0 + 1 + 0 + 0 + 0 + 0 + 0 + 0 + 1 + 0 + 0 + 1 + 0 + 0 + 0 + 0 + 0 + 0 + 1 + 0 = 4

Answer 2

Since the method returns an int, not a string, it adds the numbers, not concatenates as characters/strings. ie

0+1+0+0+0+0+0+0+1+0+0+1+0+0+0+0+0+0+1+0 == 4

not

"0"+"1"+"0"+"0"+"0"+"0"+"0"+"0"+"1"+"0"+"0"+"1"+"0"+"0"+"0"+"0"+"0"+"0"+"1"+"0" 
== "01000000100100000010"

below returns an int, since countspaces returns an int

return (s.charAt(0) == ' ' ? 1 : 0) + countspaces(s.substring(1));

Answer 3

Here's an attempt to write the function in "English" in case that helps you understand it:

int countspaces( string ) {

    if string has no characters {
        return 0
    }
    else {

        if first character in string is a space 

        add 1 

        otherwise

        add 0

        to result of countspaces( string_with_first_character_removed )
    }
}

Answer 4

The point of recursion is that the function is called over and over again, you could roughly say it's some sort of loop.

if (s.length() == 0)
    return 0;

This code is stopping condition (because the recursion stops at this point) of your recursive function, it will return 0 when the length of provided string is 0. Nothing much to explain here, I think that is pretty obvious.

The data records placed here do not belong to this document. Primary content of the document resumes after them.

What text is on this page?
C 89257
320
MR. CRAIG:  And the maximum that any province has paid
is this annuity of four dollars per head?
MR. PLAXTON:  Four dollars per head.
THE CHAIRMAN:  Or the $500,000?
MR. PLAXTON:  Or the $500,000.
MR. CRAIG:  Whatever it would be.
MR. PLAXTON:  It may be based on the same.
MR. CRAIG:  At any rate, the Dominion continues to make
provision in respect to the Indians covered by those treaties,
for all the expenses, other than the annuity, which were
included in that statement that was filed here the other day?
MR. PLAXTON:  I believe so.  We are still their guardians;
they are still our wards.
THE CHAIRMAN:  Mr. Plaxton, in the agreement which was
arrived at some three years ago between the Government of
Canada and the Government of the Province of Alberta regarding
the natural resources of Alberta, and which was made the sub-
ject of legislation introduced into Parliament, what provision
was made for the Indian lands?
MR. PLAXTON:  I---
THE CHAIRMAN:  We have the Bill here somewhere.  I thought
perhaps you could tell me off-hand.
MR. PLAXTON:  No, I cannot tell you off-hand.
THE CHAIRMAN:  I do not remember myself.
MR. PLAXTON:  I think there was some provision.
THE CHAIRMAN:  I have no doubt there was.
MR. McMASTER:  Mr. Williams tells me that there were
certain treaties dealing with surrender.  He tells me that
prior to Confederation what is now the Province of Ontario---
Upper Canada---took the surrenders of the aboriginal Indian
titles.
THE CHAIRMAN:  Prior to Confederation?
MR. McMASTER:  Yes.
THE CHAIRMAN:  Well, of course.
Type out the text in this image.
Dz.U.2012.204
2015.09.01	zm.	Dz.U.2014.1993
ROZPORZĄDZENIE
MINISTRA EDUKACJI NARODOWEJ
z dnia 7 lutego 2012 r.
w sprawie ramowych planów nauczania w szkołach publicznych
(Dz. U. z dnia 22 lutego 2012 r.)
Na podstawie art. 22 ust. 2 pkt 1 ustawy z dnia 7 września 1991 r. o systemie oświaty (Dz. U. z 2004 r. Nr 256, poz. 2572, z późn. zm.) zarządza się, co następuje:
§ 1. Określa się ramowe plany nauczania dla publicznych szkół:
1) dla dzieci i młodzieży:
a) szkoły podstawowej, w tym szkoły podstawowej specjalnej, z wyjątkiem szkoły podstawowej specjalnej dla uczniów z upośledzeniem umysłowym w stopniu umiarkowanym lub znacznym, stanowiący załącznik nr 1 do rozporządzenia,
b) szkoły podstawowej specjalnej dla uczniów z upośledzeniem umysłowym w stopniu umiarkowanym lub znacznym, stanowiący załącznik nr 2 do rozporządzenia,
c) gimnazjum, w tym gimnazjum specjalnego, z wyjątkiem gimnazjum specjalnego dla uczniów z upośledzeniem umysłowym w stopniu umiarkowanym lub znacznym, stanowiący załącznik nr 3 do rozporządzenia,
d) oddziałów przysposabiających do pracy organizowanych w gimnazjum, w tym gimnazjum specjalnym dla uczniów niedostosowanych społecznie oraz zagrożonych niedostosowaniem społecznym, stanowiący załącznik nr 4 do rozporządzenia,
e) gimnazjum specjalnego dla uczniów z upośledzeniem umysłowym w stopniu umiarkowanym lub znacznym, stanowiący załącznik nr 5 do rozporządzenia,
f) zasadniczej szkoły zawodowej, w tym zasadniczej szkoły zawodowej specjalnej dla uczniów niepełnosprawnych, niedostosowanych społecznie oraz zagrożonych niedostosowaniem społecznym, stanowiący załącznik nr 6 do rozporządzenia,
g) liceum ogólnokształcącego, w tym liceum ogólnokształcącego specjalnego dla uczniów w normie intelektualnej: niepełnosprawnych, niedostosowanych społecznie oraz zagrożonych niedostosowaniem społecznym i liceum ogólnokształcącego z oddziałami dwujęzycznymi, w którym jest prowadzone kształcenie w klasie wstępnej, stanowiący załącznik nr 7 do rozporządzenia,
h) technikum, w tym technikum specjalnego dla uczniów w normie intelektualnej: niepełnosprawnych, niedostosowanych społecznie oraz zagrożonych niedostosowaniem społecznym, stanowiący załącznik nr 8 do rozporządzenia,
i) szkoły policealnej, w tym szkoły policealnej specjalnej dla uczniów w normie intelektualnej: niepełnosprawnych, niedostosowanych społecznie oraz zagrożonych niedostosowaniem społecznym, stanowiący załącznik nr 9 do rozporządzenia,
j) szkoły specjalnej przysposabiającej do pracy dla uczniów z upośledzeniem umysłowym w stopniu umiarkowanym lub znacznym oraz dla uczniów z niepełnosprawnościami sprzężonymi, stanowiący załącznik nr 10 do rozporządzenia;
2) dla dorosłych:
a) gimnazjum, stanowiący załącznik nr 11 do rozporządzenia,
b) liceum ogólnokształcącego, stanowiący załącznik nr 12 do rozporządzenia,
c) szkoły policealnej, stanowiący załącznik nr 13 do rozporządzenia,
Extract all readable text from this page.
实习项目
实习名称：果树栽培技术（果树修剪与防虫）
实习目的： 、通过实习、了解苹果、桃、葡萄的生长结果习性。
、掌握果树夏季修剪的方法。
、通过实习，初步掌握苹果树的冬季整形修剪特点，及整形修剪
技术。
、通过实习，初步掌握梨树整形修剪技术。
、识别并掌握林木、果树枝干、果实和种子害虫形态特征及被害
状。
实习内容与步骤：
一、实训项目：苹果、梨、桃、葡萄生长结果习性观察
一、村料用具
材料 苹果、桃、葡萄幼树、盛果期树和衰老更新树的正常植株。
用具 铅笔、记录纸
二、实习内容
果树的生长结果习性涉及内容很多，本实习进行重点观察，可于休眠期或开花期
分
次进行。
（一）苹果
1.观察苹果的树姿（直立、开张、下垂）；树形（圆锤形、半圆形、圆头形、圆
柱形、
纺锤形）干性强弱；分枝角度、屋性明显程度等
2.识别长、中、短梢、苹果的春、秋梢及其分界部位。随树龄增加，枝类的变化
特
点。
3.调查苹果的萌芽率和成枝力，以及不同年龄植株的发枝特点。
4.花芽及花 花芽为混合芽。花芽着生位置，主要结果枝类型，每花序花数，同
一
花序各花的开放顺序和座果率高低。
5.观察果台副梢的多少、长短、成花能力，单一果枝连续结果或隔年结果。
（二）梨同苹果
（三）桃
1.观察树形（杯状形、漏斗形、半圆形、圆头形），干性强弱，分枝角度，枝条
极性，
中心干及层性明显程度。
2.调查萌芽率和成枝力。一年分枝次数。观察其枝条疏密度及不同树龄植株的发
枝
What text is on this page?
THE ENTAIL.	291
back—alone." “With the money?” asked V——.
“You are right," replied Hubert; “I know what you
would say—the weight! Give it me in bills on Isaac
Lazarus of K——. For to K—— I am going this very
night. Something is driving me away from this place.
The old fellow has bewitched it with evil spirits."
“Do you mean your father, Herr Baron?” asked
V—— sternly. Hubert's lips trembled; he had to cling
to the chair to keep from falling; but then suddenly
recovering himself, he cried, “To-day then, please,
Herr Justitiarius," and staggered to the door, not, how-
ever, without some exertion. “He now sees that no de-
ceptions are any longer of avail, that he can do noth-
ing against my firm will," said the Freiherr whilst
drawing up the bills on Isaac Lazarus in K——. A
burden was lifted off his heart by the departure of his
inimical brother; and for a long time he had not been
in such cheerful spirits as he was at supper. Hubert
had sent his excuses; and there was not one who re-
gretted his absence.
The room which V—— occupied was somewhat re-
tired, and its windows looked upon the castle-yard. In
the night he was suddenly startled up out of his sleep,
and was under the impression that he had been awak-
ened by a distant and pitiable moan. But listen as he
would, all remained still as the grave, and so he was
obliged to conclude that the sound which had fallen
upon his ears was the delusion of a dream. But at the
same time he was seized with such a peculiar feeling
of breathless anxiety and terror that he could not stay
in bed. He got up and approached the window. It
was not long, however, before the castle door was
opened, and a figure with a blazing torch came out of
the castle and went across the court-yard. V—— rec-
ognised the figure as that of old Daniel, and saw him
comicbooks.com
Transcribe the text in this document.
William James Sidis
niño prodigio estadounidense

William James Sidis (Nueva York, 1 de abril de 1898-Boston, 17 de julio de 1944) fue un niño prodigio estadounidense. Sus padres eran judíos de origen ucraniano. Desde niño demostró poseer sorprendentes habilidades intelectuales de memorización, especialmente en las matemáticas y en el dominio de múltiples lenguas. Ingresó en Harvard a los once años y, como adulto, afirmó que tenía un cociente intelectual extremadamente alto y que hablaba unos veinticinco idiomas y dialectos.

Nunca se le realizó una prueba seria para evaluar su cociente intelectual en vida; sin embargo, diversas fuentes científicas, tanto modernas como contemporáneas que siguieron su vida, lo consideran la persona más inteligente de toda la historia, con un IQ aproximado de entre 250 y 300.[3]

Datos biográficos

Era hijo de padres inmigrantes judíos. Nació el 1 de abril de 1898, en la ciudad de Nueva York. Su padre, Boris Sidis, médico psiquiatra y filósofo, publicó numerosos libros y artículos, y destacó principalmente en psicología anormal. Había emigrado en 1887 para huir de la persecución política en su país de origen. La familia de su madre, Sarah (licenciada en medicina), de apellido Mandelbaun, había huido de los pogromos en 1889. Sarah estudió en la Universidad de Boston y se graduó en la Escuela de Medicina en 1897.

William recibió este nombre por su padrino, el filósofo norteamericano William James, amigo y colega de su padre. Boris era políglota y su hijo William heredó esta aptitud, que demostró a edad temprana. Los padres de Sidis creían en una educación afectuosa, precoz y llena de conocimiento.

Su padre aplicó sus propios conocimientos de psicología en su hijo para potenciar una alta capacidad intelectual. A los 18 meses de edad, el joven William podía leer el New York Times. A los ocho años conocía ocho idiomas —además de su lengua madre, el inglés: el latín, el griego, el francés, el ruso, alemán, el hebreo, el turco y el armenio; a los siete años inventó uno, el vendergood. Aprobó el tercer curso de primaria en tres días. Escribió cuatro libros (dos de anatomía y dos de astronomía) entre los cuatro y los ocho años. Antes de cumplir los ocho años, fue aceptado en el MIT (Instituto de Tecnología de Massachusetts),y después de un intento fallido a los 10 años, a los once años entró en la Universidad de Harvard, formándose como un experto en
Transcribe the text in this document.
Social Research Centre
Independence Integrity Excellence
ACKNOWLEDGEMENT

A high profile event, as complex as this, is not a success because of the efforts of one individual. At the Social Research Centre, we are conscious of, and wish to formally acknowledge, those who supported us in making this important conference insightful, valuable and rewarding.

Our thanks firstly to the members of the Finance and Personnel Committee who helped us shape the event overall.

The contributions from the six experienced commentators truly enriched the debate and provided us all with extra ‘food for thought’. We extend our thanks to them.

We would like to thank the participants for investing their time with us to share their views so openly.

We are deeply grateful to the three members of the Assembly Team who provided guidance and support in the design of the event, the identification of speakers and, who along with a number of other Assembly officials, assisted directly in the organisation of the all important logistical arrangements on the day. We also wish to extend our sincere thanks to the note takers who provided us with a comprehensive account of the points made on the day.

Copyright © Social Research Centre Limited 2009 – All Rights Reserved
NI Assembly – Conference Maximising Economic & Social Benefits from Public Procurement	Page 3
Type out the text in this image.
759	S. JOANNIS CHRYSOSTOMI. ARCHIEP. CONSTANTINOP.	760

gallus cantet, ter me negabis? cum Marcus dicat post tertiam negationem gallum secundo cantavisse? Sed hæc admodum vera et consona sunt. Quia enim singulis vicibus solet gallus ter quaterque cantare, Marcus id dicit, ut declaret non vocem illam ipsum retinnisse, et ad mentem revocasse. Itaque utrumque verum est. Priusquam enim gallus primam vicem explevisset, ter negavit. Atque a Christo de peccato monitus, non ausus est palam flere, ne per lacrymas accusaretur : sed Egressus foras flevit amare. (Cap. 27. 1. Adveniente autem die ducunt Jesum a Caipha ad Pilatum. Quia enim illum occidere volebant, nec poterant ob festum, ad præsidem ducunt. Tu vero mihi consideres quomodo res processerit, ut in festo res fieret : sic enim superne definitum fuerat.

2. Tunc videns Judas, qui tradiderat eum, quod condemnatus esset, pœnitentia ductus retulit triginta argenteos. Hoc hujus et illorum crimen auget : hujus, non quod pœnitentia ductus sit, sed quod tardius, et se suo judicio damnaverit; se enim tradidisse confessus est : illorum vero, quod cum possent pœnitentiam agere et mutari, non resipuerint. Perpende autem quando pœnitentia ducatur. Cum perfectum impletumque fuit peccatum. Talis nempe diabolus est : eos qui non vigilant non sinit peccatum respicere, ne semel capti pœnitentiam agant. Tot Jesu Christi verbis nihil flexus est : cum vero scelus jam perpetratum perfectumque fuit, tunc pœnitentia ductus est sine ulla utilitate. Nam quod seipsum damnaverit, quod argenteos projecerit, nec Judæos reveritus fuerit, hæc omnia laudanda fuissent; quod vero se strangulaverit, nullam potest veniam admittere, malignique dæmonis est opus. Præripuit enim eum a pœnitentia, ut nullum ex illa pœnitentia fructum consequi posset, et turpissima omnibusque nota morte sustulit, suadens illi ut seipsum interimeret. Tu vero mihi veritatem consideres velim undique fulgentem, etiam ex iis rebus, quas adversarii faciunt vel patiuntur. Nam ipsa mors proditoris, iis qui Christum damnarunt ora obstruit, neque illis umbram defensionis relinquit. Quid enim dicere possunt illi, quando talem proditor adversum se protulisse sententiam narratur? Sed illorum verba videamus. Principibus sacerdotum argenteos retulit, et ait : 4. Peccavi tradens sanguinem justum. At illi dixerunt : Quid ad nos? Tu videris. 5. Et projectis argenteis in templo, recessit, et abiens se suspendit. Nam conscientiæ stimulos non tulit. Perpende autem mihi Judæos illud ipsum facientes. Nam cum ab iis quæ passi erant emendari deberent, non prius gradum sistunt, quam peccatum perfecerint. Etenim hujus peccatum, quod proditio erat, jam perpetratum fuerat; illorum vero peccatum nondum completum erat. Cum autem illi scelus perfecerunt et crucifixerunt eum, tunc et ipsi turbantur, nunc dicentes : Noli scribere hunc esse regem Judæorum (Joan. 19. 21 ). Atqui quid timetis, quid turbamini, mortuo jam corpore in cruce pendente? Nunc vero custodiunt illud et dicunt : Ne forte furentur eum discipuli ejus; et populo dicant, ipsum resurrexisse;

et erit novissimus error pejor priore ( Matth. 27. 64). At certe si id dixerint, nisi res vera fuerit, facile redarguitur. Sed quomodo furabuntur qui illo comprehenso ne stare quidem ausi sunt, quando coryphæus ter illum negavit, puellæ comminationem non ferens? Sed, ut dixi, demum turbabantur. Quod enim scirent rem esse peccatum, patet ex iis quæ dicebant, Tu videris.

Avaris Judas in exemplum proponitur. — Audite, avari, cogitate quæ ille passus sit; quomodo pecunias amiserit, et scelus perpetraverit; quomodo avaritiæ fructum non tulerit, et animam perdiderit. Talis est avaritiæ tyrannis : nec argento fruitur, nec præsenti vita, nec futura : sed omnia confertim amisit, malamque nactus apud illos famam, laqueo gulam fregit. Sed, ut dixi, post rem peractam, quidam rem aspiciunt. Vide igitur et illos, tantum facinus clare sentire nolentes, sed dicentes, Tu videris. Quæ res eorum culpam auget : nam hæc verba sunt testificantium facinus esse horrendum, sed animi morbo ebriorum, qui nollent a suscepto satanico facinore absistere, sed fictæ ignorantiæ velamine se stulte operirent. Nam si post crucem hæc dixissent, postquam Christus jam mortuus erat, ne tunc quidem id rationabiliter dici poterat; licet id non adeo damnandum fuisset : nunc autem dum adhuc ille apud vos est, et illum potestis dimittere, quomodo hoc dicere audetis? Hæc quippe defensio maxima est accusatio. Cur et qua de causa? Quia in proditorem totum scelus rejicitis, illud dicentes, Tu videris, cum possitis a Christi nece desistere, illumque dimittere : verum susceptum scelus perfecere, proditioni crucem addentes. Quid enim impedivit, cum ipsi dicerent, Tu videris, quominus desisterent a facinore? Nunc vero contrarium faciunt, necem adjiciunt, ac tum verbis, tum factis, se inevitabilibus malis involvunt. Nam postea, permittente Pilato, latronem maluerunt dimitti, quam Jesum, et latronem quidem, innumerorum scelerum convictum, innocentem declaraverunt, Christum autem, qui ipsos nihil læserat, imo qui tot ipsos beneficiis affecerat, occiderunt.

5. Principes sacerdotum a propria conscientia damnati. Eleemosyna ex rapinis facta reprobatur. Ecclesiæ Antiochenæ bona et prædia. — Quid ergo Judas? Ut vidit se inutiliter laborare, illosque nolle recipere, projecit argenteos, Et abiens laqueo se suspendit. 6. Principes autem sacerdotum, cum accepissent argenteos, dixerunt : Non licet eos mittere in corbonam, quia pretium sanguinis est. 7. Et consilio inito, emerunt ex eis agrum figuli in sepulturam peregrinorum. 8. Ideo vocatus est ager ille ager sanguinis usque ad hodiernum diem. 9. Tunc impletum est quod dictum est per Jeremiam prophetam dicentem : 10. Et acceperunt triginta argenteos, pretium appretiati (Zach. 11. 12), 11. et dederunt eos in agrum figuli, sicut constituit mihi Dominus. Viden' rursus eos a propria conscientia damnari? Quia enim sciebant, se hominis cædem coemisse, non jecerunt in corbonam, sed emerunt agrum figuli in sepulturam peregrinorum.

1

And this part is core part of your recursive function:

return (s.charAt(0) == ' ' ? 1 : 0) + countspaces(s.substring(1));

s.charAt(0) == ' ' ? 1 : 0 s.charAt(0) == ' ' ? 1 : 0 uses a ternary operator , it checks if the first character in string is space, if it's true it uses value of 1, else it uses 0.

countspaces(s.substring(1)) calls the function again, with substring that removes first character.

Function returns int value of 0 or 1, it sums the values returned, and as you know, x + 0 = x , so only the cases where first character is space (function returns 1) affect your final result.

This calls occurs until the function passes itself empty string, when it hits the stopping condition , where it goes back through the call stack, summing returned values and values from ternary operator and finally returns the expected result.